Le géant américain Amazon a déposé un brevet le 19 octobre 2015 et ce dernier a été publié le 10 mars dernier. Le brevet explique comment ils pourront confirmer un paiement à l’aide d’un « selfie ». Ce nouveau processus permettra la reconnaissance faciale d’un être humain (vivant) :
« A transaction is authorized using an authentication process that prompts the user to perform an action in view of a camera or sensor. The process identifies the user and verifies that the user requesting the transaction is a living human being. »
Ainsi, selon les informations disponibles dans le brevet, il sera impossible de déjouer l’application en essayant de se faire passer pour quelqu’un d’autre avec une photo ou avec une personne morte.
Pour ma part, je suis mitigé par cette nouvelle. D’un côté, cela pourra venir combler le vide occasionné par l’absence de signature lors d’une transaction faite en ligne. D’un autre côté, Amazon aura en sa possession nos visages et nos expressions faciales.
Substitut à la signature
En préambule à ce sujet, voici 2 définitions provenant respectivement du Code civil du Québec (CCQ) et de la Loi concernant le cadre juridique des technologies de l’information (LCCJTI) :
- 2827 CCQ. La signature consiste dans l’apposition qu’une personne fait à un acte de son nom ou d’une marque qui lui est personnelle et qu’elle utilise de façon courante, pour manifester son consentement.

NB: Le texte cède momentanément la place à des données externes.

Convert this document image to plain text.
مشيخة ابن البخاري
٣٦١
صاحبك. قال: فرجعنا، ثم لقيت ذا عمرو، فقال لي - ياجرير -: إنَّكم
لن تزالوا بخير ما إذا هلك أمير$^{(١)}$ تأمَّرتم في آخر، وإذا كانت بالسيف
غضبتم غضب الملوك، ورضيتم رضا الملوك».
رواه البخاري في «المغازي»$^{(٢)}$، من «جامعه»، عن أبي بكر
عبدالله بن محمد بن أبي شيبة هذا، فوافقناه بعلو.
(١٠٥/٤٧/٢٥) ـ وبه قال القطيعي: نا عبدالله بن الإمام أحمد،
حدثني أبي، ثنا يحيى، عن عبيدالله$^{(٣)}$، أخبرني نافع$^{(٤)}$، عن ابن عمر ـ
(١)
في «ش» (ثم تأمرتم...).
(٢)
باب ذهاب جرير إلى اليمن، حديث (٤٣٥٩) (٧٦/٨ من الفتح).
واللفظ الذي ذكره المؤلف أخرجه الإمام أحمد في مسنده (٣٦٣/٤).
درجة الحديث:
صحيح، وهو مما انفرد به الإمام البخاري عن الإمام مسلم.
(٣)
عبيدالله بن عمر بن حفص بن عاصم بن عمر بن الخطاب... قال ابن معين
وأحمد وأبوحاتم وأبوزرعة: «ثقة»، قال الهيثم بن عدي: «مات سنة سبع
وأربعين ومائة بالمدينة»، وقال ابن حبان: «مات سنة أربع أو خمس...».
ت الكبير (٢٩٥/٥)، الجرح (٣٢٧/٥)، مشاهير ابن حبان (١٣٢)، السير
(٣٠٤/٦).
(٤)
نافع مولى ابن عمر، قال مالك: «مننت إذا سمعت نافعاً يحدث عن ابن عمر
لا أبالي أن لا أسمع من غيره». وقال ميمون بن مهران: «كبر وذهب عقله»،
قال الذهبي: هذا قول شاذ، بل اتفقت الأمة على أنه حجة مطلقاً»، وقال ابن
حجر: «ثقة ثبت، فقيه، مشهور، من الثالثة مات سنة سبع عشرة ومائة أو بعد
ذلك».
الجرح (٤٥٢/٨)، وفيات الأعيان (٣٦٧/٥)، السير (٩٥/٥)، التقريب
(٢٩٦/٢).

- 39 LCCJTI. Quel que soit le support du document, la signature d’une personne peut servir à l’établissement d’un lien entre elle et un document. La signature peut être apposée au document au moyen de tout procédé qui permet de satisfaire aux exigences de l’article 2827 du Code civil.
Les contrats qui nécessitent des signatures (ex : contrat à exécution successive) pourront, à mon avis, être conclus à l’aide de la reconnaissance faciale. Selon les informations disponibles sur Service Québec, il est obligatoire d’avoir un contrat écrit pour un contrat à exécution successive et celui-ci doit être signé. Par exemple, les contrats de cours de langue ou de danse sont considérés comme des contrats à exécution successive. De plus en plus de consommateurs s’inscrivent à des cours ou activités en ligne. Donc, ils doivent apposer leur signature sur ces contrats. En ce moment, les pratiques de l’industrie et d’imprimer le formulaire, le signer, le numériser et de l’envoyer via courriel. Un mode de paiement comme celui breveté par Amazon pourra simplifier le processus. Selon moi, notre visage est une marque personnelle qui peut être utilisé pour manifester notre consentement de la même manière que la signature le fait en ce moment.
Notre visage
Au préalable, Amazon devra constituer une banque de données contenant les visages de ses utilisateurs pour être en mesure de confirmer l’authenticité du visage de la personne. Cette technique d’authentification ce nomme la biométrie. La Commission d’accès à l’information du Québec (CAI) classe les systèmes biométriques en 2 grandes catégories :
- La biométrie morphologique est basée sur l’identification de traits physiques particuliers qui, pour toute personne, sont uniques et permanents. Cette catégorie regroupe la reconnaissance des empreintes digitales, de la forme de la main, de la forme du visage, de la rétine et de l’iris de l’œil.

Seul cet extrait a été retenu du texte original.